FAMILY ISSUES REPORTER

Attention all women of a certain age. No need for extreme measures to fight off middle-age spread. Instead, it only takes five minutes a day of biking or brisk walking to head off those extra pounds, according to a new study.

Researchers at Harvard School of Public Health followed more than 18,000 healthy premenopausal women over 16 years and found those who added as little as five minutes of biking a day to their routine experienced less weight gain.

Women who walked briskly for five minutes daily also decreased the risk of extra pounds, said the study, published this week in the journal Archives of Internal Medicine.

“It’s not as hard as you think,” said Anne Lusk, research fellow at Harvard and lead author of the study.

She said the main message for women is that exercise doesn’t have to be punishing, sweat-laden or subject to finger-wagging. Building it gradually into a daily routine, especially as transportation, is enough to improve health and help prevent obesity.

“See how you can put it into your daily life,” said Lusk. “If it becomes a habit and is convenient, you’ll tend to do it more often. Then the physical activity is almost subliminal.”

That sums up Nancy Kendrew’s approach to biking. She uses her bike to get to work, pick up groceries and do her errands. In really bad weather, she walks briskly. At 57, she’s healthy and fit, plays hockey in winter and paddles a kayak through the summer.

“I have to honestly say I don’t even think of biking as exercise. I just think of it as something I do in my daily life,” said Kendrew, one of the founding members of Urbane Cyclist bike shop in downtown Toronto.

She says it’s cheaper, healthier for both her and the environment, and more practical.

“I just think it’s the freedom of movement. On your bicycle you’re on your own schedule.”
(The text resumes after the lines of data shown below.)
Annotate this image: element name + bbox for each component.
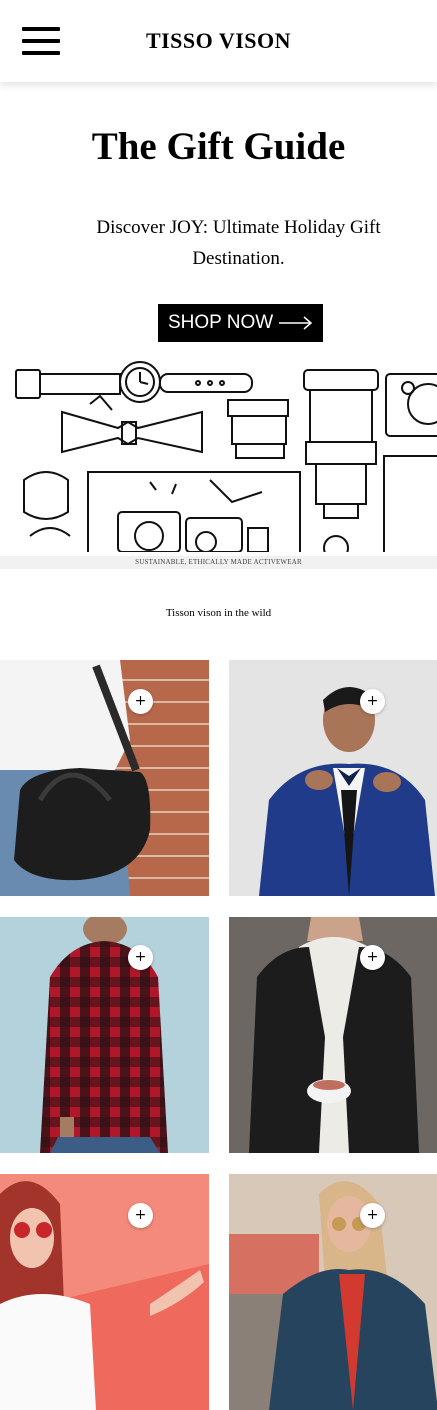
red-sunglasses-image	[0, 1174, 209, 1410]
add-button[interactable]: +	[360, 689, 385, 714]
tagline-bar: SUSTAINABLE, ETHICALLY MADE ACTIVEWEAR	[0, 556, 437, 569]
blue-tuxedo-image	[229, 660, 437, 896]
shop-now-button[interactable]: SHOP NOW	[158, 304, 323, 342]
brand-logo[interactable]: TISSO VISON	[0, 28, 437, 54]
leather-bag-photo[interactable]: +	[0, 660, 209, 896]
leather-jacket-photo[interactable]: +	[229, 917, 437, 1153]
denim-jacket-image	[229, 1174, 437, 1410]
add-button[interactable]: +	[360, 945, 385, 970]
hero-subtitle: Discover JOY: Ultimate Holiday Gift Dest…	[96, 217, 381, 269]
gallery-heading: Tisson vison in the wild	[165, 607, 272, 619]
blue-tuxedo-photo[interactable]: +	[229, 660, 437, 896]
hero-title: The Gift Guide	[91, 125, 346, 168]
arrow-right-icon	[279, 316, 313, 330]
add-button[interactable]: +	[128, 689, 153, 714]
add-button[interactable]: +	[360, 1203, 385, 1228]
add-button[interactable]: +	[128, 1203, 153, 1228]
red-flannel-image	[0, 917, 209, 1153]
leather-bag-image	[0, 660, 209, 896]
red-sunglasses-photo[interactable]: +	[0, 1174, 209, 1410]
add-button[interactable]: +	[128, 945, 153, 970]
leather-jacket-image	[229, 917, 437, 1153]
denim-jacket-photo[interactable]: +	[229, 1174, 437, 1410]
shop-now-label: SHOP NOW	[168, 312, 274, 333]
site-header: TISSO VISON	[0, 0, 437, 82]
gift-illustration	[15, 361, 437, 552]
red-flannel-photo[interactable]: +	[0, 917, 209, 1153]
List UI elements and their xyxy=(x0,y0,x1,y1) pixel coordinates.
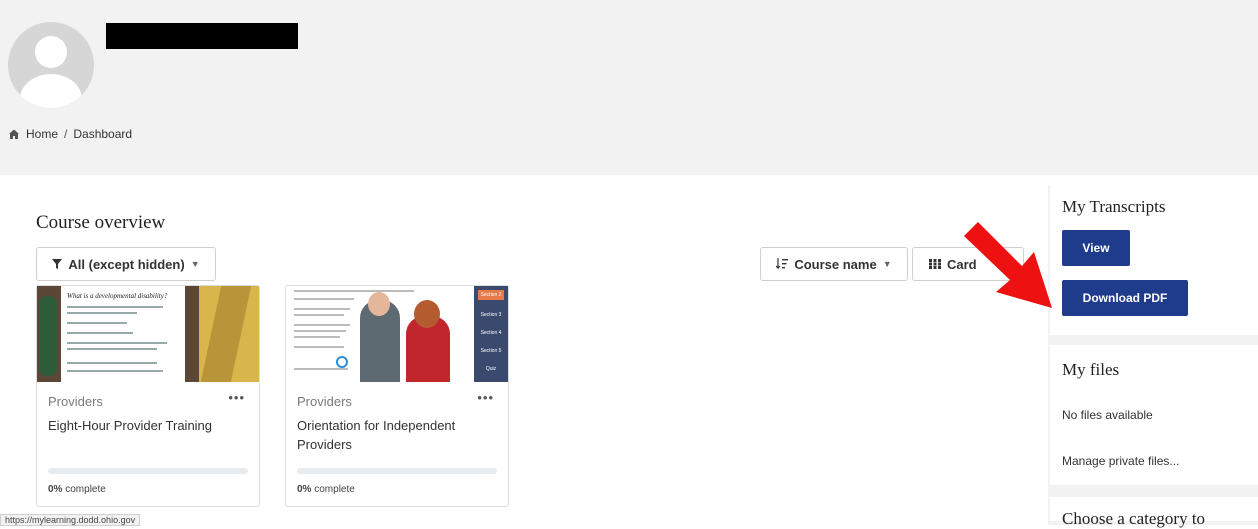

In the Harvard study, the positive results from five minutes of daily biking showed up regardless of intensity. But to get the same preventive effect from walking, it has to be at a rate of about 140 steps per minute — “as if you’re late for the bus.” Slow walking offered no advantage.

She noted that overweight and obese women benefited the most by adding the daily activity and that for them, biking was easier and more comfortable than walking briskly.

The research comes on the heels of a study last week that also stressed the benefits gained from only a few minutes of exercise. That study, from Massachusetts General Hospital, found 10 minutes a day can trigger profound and lasting changes in metabolism and improve overall health.

The findings make sense to Erin Billowits, founder of Vintage Fitness in Toronto, which specializes in fitness for people over 50.

“What an extra five or 10 minutes of exercise will do is create a positive cycle of change,” she says. It can kickstart more exercise because people enjoy it, and inspire healthier eating and lifestyles.

Billowits recommends adding exercises to strengthen and stretch muscles to the daily routine.

Many are frustrated at the natural tendency to put on weight as they approach menopause, particularly around the midriff.

“You have to change to stay the same. So maybe those five minutes (of biking or brisk walking) can help you to stay as you are.”